Coalition: HUMANE, Tacoma (formerly Peninsula Spay Neuter Clinic); (253) 627-7729; www.coalitionhumane.org

Animal Welfare Organizations

Kitsap Humane Society; (360) 692-6977; www.kitsaphumane.org

A.R.F. (animal rescue families); (360) 698-6576; www.animalrescuefamilies.org

PAWS of Bainbridge Island (cats only); (206) 842-2451; www.pawsbainbridge.org

PAWS of Bremerton; (360) 373-7043; www.pawsofbremerton.org

R.E.D. (rescue every dog); www.rescueeverydog.org

The Big Dog Project; (360) 434-2364; thebigdogproject@yahoo.com

5 thoughts on “Herding Cats

  1. I live in the neighborhood referred to in this blog where kitties are being rounded up. The neighbors who are trapping cats are not trapping them because they are strays. They are trapping them because they are “tired of cats killing mice and birds in the area.” This is what they stated as their reasoning at the neighborhood meeting. They are also not trapping cats in the proper manner. Rather than trapping kitties that wander into their property, the legal way, they are luring all cats into their trap in their front yard with a bowl of cat food and a bowl full of tuna. The only time they showed pictures of the cats they had caught was at the neighborhood meeting and it was after they had already sent them to the humane society. They caught one of my cats, who rarely goes outside, and immediately sent her off without putting up “found cat” posters or contacting any neighbors. I only found out she was there from another neighbor who was infuriated by their tactics. I had to pay to get MY cat out of the humane society and she ended up contracting a virus there. I’m now paying for all five cats in my house, the rest who are indoor cats, to to be vaccinated from this virus that they contracted because they lured my cat into their yard. A report has been filed and the local police are looking into the legalities of luring cats into a trap.

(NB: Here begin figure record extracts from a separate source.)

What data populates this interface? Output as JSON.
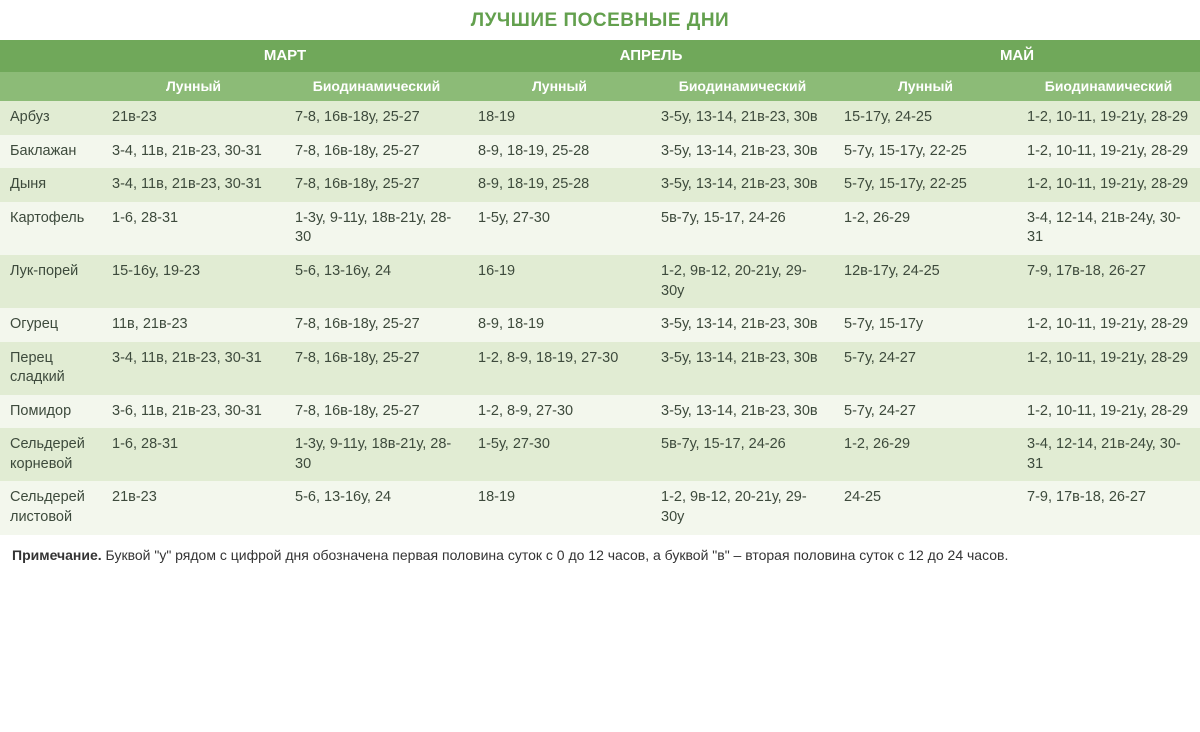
{
  "title": "ЛУЧШИЕ ПОСЕВНЫЕ ДНИ",
  "title_color": "#63a04e",
  "colors": {
    "header_month_bg": "#70a85a",
    "header_sub_bg": "#8cbb77",
    "header_text": "#ffffff",
    "row_odd_bg": "#e1ecd3",
    "row_even_bg": "#f3f7ed",
    "body_text": "#3d4a3c",
    "footnote_text": "#333333"
  },
  "months": [
    "МАРТ",
    "АПРЕЛЬ",
    "МАЙ"
  ],
  "subheaders": [
    "Лунный",
    "Биодинамический"
  ],
  "crops": [
    {
      "name": "Арбуз",
      "cells": [
        "21в-23",
        "7-8, 16в-18у, 25-27",
        "18-19",
        "3-5у, 13-14, 21в-23, 30в",
        "15-17у, 24-25",
        "1-2, 10-11, 19-21у, 28-29"
      ]
    },
    {
      "name": "Баклажан",
      "cells": [
        "3-4, 11в, 21в-23, 30-31",
        "7-8, 16в-18у, 25-27",
        "8-9, 18-19, 25-28",
        "3-5у, 13-14, 21в-23, 30в",
        "5-7у, 15-17у, 22-25",
        "1-2, 10-11, 19-21у, 28-29"
      ]
    },
    {
      "name": "Дыня",
      "cells": [
        "3-4, 11в, 21в-23, 30-31",
        "7-8, 16в-18у, 25-27",
        "8-9, 18-19, 25-28",
        "3-5у, 13-14, 21в-23, 30в",
        "5-7у, 15-17у, 22-25",
        "1-2, 10-11, 19-21у, 28-29"
      ]
    },
    {
      "name": "Картофель",
      "cells": [
        "1-6, 28-31",
        "1-3у, 9-11у, 18в-21у, 28-30",
        "1-5у, 27-30",
        "5в-7у, 15-17, 24-26",
        "1-2, 26-29",
        "3-4, 12-14, 21в-24у, 30-31"
      ]
    },
    {
      "name": "Лук-порей",
      "cells": [
        "15-16у, 19-23",
        "5-6, 13-16у, 24",
        "16-19",
        "1-2, 9в-12, 20-21у, 29-30у",
        "12в-17у, 24-25",
        "7-9, 17в-18, 26-27"
      ]
    },
    {
      "name": "Огурец",
      "cells": [
        "11в, 21в-23",
        "7-8, 16в-18у, 25-27",
        "8-9, 18-19",
        "3-5у, 13-14, 21в-23, 30в",
        "5-7у, 15-17у",
        "1-2, 10-11, 19-21у, 28-29"
      ]
    },
    {
      "name": "Перец сладкий",
      "cells": [
        "3-4, 11в, 21в-23, 30-31",
        "7-8, 16в-18у, 25-27",
        "1-2, 8-9, 18-19, 27-30",
        "3-5у, 13-14, 21в-23, 30в",
        "5-7у, 24-27",
        "1-2, 10-11, 19-21у, 28-29"
      ]
    },
    {
      "name": "Помидор",
      "cells": [
        "3-6, 11в, 21в-23, 30-31",
        "7-8, 16в-18у, 25-27",
        "1-2, 8-9, 27-30",
        "3-5у, 13-14, 21в-23, 30в",
        "5-7у, 24-27",
        "1-2, 10-11, 19-21у, 28-29"
      ]
    },
    {
      "name": "Сельдерей корневой",
      "cells": [
        "1-6, 28-31",
        "1-3у, 9-11у, 18в-21у, 28-30",
        "1-5у, 27-30",
        "5в-7у, 15-17, 24-26",
        "1-2, 26-29",
        "3-4, 12-14, 21в-24у, 30-31"
      ]
    },
    {
      "name": "Сельдерей листовой",
      "cells": [
        "21в-23",
        "5-6, 13-16у, 24",
        "18-19",
        "1-2, 9в-12, 20-21у, 29-30у",
        "24-25",
        "7-9, 17в-18, 26-27"
      ]
    }
  ],
  "footnote": {
    "label": "Примечание.",
    "text": " Буквой \"у\" рядом с цифрой дня обозначена первая половина суток с 0 до 12 часов, а  буквой \"в\"  – вторая половина суток с  12 до 24 часов."
  },
  "layout": {
    "crop_col_width_pct": 8.5,
    "data_col_width_pct": 15.25,
    "title_fontsize": 19,
    "body_fontsize": 14.5,
    "header_fontsize": 15,
    "subheader_fontsize": 14
  }
}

    I don’t mean to ramble, I would just like everyone to have both sides of the story.

  2. We took in a stray cat when our daughter was born. We took her in to get her shots and to be spayed. When she scratched baby daughter in the crib my wife also had her de-clawed, I would not do that again. She slept inside at night but did go out in the yard occasionally. With no claws I could not let her roam because she could not defend herself. After 15 yeas we had to have her put down. We are now a dog family, my dog sleeps inside and I have a fenced back yard and a kennel.

    We love our pets and are responsible pet owners. Of course the right thing to do is have you pet spayed or neutered, keep them in control and clean up after them. But we must remember, they are still just animals. In 2005 20 million animals were slaughtered every day for food. Killing a cow is no less gruesome than killing a cat or dog. We as humans put some different value on pets than we do on livestock and I for one don’t see why? I am sure the cow or chicken wanted to live just as much as Fido or Sylvester.

  3. I never understood the argument about not feeding the stray cats because “then they would kill all the birds”. Um, reality check here. ANY cat will kill birds whether they’re feral or someone’s beloved pet. But if you’re feeding stray cats, I would think at least they wouldn’t be constantly hunting to get food and would therefore kill fewer birds – or at least only as many birds as your family cats. And on a positive note, feeding the stray cats will help them resist disease and yes, while they don’t die in great numbers anymore, they are also less apt to get sick and then pass that sickness on to the pet cats that also run loose.

    The real reason for not feeding strays should be so they will not continue to breed and reproduce. I think the smartest thing anyone could do would be to trap the cats, spay and neuter them, and then turn them loose again. Of course, part of the problem with that is so many of these cats are probably sick too, and need more than just spaying and neutering.

    On the other hand though, many people let their pet cats run loose, and if they were to be caught up and spayed and neutered in the round up, that would be a good thing. I’m sure one of the reasons there are so many kittens is because of the number of people who refuse to have their own pets spayed or neutered as well.